Ali Karr is the vice president of infrastructure for Crafton Tull, an engineering firm in Rogers. She said project managers will have to adjust to the city’s form requirements, but the new process will move developments through the pipeline faster.
“I think that there’s different opinions about it, but in general, it should make it easier to develop,” Karr said. “I mean, it’s definitely a different way of thinking than what we’re used to.
“They made a lot of things administrative review. If you’re meeting the code we’ve laid out in all these ordinances, if your site design meets that, then there’s no reason for us not to approve you. So we’re gonna move you forward. And I think that that’s their exact intent of what they’re looking for.”
New Looks
McCurdy said the UDC will allow for rehabilitation of buildings that have become out-of-date money drains. McCurdy spoke from Walnut Street in Rogers, one of the city’s main thoroughfares that he said needs a makeover.
“We’re allowing redevelopment right along all of our major corridors,” McCurdy said. “I’m on Walnut Street and it’s strip malls as far as you can see. And I’d say the majority of them are struggling. That’s prime real estate for redevelopment. Some of these buildings were built in the ’70s. It’s time for a refresh.”
The new form focus has specific requirements for how close the buildings will have to be to the street, what kind of parking is allowed and other aesthetic considerations. As Karr said, that will cause architects and site planners to rethink some of their project designs, but Hines said it is all part of Rogers’ future vision.

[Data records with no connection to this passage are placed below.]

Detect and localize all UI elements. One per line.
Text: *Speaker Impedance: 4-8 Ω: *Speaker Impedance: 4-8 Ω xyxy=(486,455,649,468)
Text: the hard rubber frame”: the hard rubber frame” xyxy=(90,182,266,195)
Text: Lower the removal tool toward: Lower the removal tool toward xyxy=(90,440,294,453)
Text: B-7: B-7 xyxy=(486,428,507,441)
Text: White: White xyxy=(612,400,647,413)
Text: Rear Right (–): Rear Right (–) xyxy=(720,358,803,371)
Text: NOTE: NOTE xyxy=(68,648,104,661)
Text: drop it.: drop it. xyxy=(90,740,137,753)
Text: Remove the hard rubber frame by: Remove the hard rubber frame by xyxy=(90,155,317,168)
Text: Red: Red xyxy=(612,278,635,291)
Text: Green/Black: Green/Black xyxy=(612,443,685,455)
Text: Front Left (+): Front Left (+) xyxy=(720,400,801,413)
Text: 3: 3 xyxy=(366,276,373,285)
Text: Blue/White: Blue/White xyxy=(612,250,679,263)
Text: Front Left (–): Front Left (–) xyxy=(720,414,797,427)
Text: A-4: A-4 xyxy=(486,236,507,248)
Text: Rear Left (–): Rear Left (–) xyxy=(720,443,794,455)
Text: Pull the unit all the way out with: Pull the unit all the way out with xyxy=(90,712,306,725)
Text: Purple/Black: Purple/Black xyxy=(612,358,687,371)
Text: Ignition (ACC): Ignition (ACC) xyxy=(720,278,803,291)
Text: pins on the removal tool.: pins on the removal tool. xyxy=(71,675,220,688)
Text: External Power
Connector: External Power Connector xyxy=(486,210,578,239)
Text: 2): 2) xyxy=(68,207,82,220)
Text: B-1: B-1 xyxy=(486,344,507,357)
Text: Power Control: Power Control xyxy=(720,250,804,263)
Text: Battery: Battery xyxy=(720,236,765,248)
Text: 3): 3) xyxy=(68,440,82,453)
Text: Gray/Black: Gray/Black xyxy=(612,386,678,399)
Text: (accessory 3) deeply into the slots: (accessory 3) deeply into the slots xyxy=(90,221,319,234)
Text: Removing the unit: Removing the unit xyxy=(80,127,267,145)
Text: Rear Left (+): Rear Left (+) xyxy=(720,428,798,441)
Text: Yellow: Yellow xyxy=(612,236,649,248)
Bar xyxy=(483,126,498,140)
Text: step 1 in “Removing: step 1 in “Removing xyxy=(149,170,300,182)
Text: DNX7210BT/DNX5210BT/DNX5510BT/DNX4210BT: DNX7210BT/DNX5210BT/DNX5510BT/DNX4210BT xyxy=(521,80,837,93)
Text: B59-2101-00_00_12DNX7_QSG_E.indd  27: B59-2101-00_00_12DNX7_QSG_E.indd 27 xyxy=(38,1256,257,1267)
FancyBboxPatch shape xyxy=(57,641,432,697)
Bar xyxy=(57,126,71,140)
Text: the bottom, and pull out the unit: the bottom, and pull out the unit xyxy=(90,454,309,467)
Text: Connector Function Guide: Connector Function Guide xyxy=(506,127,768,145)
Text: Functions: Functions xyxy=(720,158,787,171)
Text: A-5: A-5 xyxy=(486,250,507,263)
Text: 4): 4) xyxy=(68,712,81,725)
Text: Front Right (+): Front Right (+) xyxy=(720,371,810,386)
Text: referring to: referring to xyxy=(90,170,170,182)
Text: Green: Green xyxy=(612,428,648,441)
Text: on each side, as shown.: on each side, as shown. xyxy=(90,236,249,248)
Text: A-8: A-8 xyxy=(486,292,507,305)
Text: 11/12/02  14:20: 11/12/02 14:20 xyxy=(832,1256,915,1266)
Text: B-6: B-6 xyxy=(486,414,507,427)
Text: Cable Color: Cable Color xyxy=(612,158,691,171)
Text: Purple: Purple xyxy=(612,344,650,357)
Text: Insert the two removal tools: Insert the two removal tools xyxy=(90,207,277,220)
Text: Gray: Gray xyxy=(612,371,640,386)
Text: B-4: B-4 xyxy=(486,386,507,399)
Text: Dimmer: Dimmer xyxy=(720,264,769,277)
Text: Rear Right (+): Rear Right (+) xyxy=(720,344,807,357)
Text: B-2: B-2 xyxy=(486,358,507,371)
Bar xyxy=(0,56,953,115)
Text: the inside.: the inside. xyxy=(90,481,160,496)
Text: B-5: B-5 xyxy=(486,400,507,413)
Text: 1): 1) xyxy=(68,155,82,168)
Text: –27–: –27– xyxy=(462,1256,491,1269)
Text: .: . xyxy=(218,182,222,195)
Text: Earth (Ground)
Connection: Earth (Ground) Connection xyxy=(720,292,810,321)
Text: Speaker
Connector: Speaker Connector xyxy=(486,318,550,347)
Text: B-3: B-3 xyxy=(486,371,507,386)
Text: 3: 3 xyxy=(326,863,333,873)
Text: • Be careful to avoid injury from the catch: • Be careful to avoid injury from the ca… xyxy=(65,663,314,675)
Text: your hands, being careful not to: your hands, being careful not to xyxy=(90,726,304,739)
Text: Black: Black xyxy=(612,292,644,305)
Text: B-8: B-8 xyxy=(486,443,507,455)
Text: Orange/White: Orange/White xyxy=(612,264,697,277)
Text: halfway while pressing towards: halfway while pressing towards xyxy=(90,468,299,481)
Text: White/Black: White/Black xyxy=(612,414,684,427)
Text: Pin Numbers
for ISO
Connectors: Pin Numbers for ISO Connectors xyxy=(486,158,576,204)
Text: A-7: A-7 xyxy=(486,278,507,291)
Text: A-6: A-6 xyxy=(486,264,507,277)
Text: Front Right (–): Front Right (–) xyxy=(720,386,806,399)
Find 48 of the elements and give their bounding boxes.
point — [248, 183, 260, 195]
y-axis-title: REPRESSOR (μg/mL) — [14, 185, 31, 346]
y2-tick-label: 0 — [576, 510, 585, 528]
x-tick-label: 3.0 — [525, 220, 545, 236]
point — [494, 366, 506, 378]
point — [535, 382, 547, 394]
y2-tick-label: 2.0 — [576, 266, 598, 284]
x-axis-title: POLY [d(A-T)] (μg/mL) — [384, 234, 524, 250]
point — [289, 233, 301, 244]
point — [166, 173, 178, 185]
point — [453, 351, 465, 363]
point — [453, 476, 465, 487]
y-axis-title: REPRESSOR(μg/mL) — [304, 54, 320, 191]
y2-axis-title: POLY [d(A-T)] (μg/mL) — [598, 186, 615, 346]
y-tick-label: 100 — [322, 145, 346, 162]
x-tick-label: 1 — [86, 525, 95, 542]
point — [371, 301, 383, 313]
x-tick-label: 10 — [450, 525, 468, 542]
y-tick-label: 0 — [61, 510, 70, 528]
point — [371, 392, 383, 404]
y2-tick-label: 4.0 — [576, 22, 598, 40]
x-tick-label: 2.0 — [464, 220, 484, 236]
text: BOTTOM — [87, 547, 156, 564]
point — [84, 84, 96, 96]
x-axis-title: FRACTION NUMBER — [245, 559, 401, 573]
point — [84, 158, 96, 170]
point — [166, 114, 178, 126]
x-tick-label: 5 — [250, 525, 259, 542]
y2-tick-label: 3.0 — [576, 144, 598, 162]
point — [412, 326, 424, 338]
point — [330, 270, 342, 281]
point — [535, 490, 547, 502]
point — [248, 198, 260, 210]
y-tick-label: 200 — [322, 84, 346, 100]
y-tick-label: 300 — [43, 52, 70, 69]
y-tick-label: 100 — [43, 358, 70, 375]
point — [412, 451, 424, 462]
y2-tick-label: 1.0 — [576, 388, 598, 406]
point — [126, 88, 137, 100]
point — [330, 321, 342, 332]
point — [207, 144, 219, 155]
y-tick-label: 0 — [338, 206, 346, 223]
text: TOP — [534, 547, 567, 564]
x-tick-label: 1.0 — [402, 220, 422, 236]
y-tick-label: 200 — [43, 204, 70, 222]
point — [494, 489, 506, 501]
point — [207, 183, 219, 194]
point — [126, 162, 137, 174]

The city’s Vision 100 plan, developed by the city and the chamber of commerce, is a blueprint for the connected vertical city Rogers wants to be as it approaches 100,000 residents. Hines thinks the lateral spread, or sprawl, of cities causes infrastructure stress, long commutes and disconnected communities.
“When I talk about a neighborhood, I think of where I live in downtown Rogers, in the historic district, where you might have a 2,500-SF house on one corner and a 1,200-SF bungalow on the other and then a quaint, little Craftsman-style home on the other corner,” Hines said. “Certainly that provides a diversity of experience and access to your neighbors. I think we proved over time that bears out a much healthier community as well.
“We’ve been kind of unofficially calling ourselves the downtown of northwest Arkansas for a number of years. As the region continues to grow and the population projections are likely to be beat, some city along this corridor is going to be a vertical city. And currently, we believe that through the UDC, that we’re the only city that’s poised at this point to be a vertical city.”